After discovering PD-1 in 1992, Honjo and his group established PD-1 as an inhibitor regulator of the T cell response, and from there, as a viable mechanism for cancer therapy. It was not until 20 years later that immunotherapy was recognized as a successful and viable treatment when it landed on the cover of Science magazine as its Breakthrough of the Year for 2013.

The 2014 Tang Prize in Biopharmaceutical Science was awarded jointly to Honjo and another big name in immunotherapy, James P. Allison, who discovered the inhibitory mechanism CTLA-4 around the same time as Honjo. Therapies combining the discoveries of Allison and Honjo (anti-CTLA-4 and anti-PD-1) have dramatically improved long-term survival rates in cancer patients.
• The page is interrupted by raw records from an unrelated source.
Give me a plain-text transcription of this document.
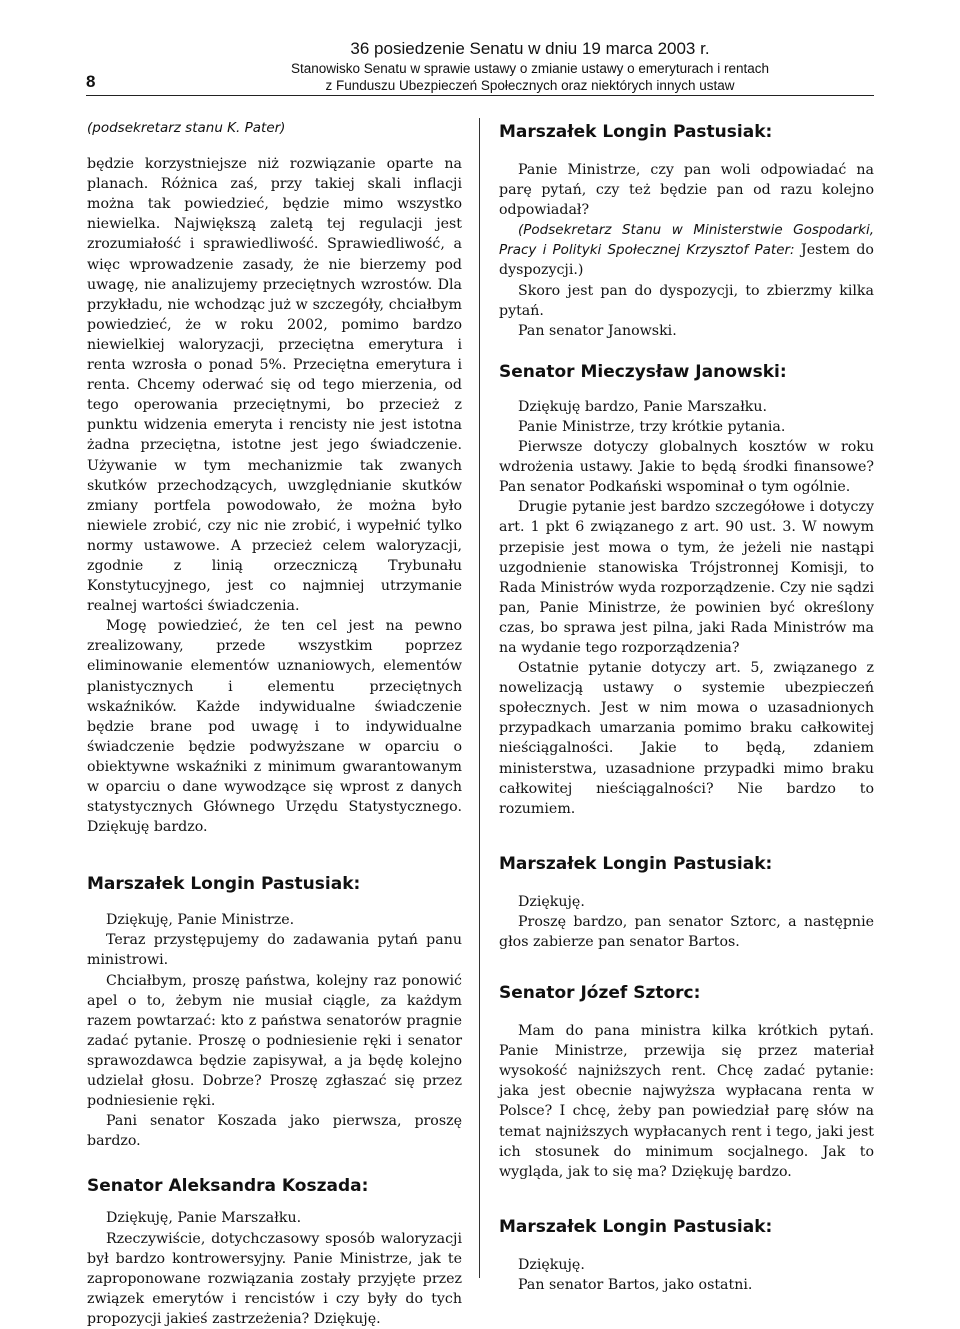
8
36 posiedzenie Senatu w dniu 19 marca 2003 r.
Stanowisko Senatu w sprawie ustawy o zmianie ustawy o emeryturach i rentach
z Funduszu Ubezpieczeń Społecznych oraz niektórych innych ustaw

(podsekretarz stanu K. Pater)

będzie korzystniejsze niż rozwiązanie oparte na planach. Różnica zaś, przy takiej skali inflacji można tak powiedzieć, będzie mimo wszystko niewielka. Największą zaletą tej regulacji jest zrozumiałość i sprawiedliwość. Sprawiedliwość, a więc wprowadzenie zasady, że nie bierzemy pod uwagę, nie analizujemy przeciętnych wzrostów. Dla przykładu, nie wchodząc już w szczegóły, chciałbym powiedzieć, że w roku 2002, pomimo bardzo niewielkiej waloryzacji, przeciętna emerytura i renta wzrosła o ponad 5%. Przeciętna emerytura i renta. Chcemy oderwać się od tego mierzenia, od tego operowania przeciętnymi, bo przecież z punktu widzenia emeryta i rencisty nie jest istotna żadna przeciętna, istotne jest jego świadczenie. Używanie w tym mechanizmie tak zwanych skutków przechodzących, uwzględnianie skutków zmiany portfela powodowało, że można było niewiele zrobić, czy nic nie zrobić, i wypełnić tylko normy ustawowe. A przecież celem waloryzacji, zgodnie z linią orzeczniczą Trybunału Konstytucyjnego, jest co najmniej utrzymanie realnej wartości świadczenia.

Mogę powiedzieć, że ten cel jest na pewno zrealizowany, przede wszystkim poprzez eliminowanie elementów uznaniowych, elementów planistycznych i elementu przeciętnych wskaźników. Każde indywidualne świadczenie będzie brane pod uwagę i to indywidualne świadczenie będzie podwyższane w oparciu o obiektywne wskaźniki z minimum gwarantowanym w oparciu o dane wywodzące się wprost z danych statystycznych Głównego Urzędu Statystycznego. Dziękuję bardzo.

Marszałek Longin Pastusiak:

Dziękuję, Panie Ministrze.

Teraz przystępujemy do zadawania pytań panu ministrowi.

Chciałbym, proszę państwa, kolejny raz ponowić apel o to, żebym nie musiał ciągle, za każdym razem powtarzać: kto z państwa senatorów pragnie zadać pytanie. Proszę o podniesienie ręki i senator sprawozdawca będzie zapisywał, a ja będę kolejno udzielał głosu. Dobrze? Proszę zgłaszać się przez podniesienie ręki.

Pani senator Koszada jako pierwsza, proszę bardzo.

Senator Aleksandra Koszada:

Dziękuję, Panie Marszałku.

Rzeczywiście, dotychczasowy sposób waloryzacji był bardzo kontrowersyjny. Panie Ministrze, jak te zaproponowane rozwiązania zostały przyjęte przez związek emerytów i rencistów i czy były do tych propozycji jakieś zastrzeżenia? Dziękuję.

Marszałek Longin Pastusiak:

Panie Ministrze, czy pan woli odpowiadać na parę pytań, czy też będzie pan od razu kolejno odpowiadał?

(Podsekretarz Stanu w Ministerstwie Gospodarki, Pracy i Polityki Społecznej Krzysztof Pater: Jestem do dyspozycji.)

Skoro jest pan do dyspozycji, to zbierzmy kilka pytań.

Pan senator Janowski.

Senator Mieczysław Janowski:

Dziękuję bardzo, Panie Marszałku.

Panie Ministrze, trzy krótkie pytania.

Pierwsze dotyczy globalnych kosztów w roku wdrożenia ustawy. Jakie to będą środki finansowe? Pan senator Podkański wspominał o tym ogólnie.

Drugie pytanie jest bardzo szczegółowe i dotyczy art. 1 pkt 6 związanego z art. 90 ust. 3. W nowym przepisie jest mowa o tym, że jeżeli nie nastąpi uzgodnienie stanowiska Trójstronnej Komisji, to Rada Ministrów wyda rozporządzenie. Czy nie sądzi pan, Panie Ministrze, że powinien być określony czas, bo sprawa jest pilna, jaki Rada Ministrów ma na wydanie tego rozporządzenia?

Ostatnie pytanie dotyczy art. 5, związanego z nowelizacją ustawy o systemie ubezpieczeń społecznych. Jest w nim mowa o uzasadnionych przypadkach umarzania pomimo braku całkowitej nieściągalności. Jakie to będą, zdaniem ministerstwa, uzasadnione przypadki mimo braku całkowitej nieściągalności? Nie bardzo to rozumiem.

Marszałek Longin Pastusiak:

Dziękuję.

Proszę bardzo, pan senator Sztorc, a następnie głos zabierze pan senator Bartos.

Senator Józef Sztorc:

Mam do pana ministra kilka krótkich pytań. Panie Ministrze, przewija się przez materiał wysokość najniższych rent. Chcę zadać pytanie: jaka jest obecnie najwyższa wypłacana renta w Polsce? I chcę, żeby pan powiedział parę słów na temat najniższych wypłacanych rent i tego, jaki jest ich stosunek do minimum socjalnego. Jak to wygląda, jak to się ma? Dziękuję bardzo.

Marszałek Longin Pastusiak:

Dziękuję.

Pan senator Bartos, jako ostatni.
Honjo's project is one of six from the 2014 Tang Prize Grant. The NT$10 million grant is awarded to each of the laureates in addition to the standard cash prize of NT$40 million, and is apportioned according to a proposal provided by the laureates. The grant may be divided among any institutions or individuals of the laureate's choosing, and is meant to improve the research, education, and scholarship of the field in which the laureate has been awarded.